Engram Context-Aware Gating
Vision-Language & Cross-Modal Systems DS practice problem on Onlearn.
Difficulty: medium.
Topics: Engram Context-Aware Gating, Sigmoid Activation, Kullback-Leibler Divergence, Multi-Head Self-Attention, Feature Map Concatenation, Weight Decay, Deep Learning Architectures, Multimodal Representation Learning, Attention Mechanisms, Optimization Theory, Information Theory, Gating Networks, Cross-Modal Fusion, Transformer Blocks, Stochastic Gradient Descent, Entropy Regularization.

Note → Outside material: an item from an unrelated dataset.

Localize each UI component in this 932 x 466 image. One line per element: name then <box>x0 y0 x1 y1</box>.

Implement the context aware gating mechanism from the Engram architecture (DeepSeek). This mechanism dynamically modulates retrieved static N gram embeddings based on the current hidden state context. The Engram module retrieves static embeddings from an N gram memory table, but these embeddings are context independent and may contain noise from hash collisions or polysemy. The context aware gating mechanism resolves this by using the hidden state (which has aggregated global context) to compute a scalar gate that suppresses irrelevant memory. Given: h: Hidden states of shape (T, d) representing contextualized token representations e: Retrieved memory embeddings of shape (T, d mem) from the N gram lookup W K: Key projection matrix of shape (d mem, d) W V: Value projection matrix of shape (d mem, d) Your function should return the gated output tensor of shape (T, d).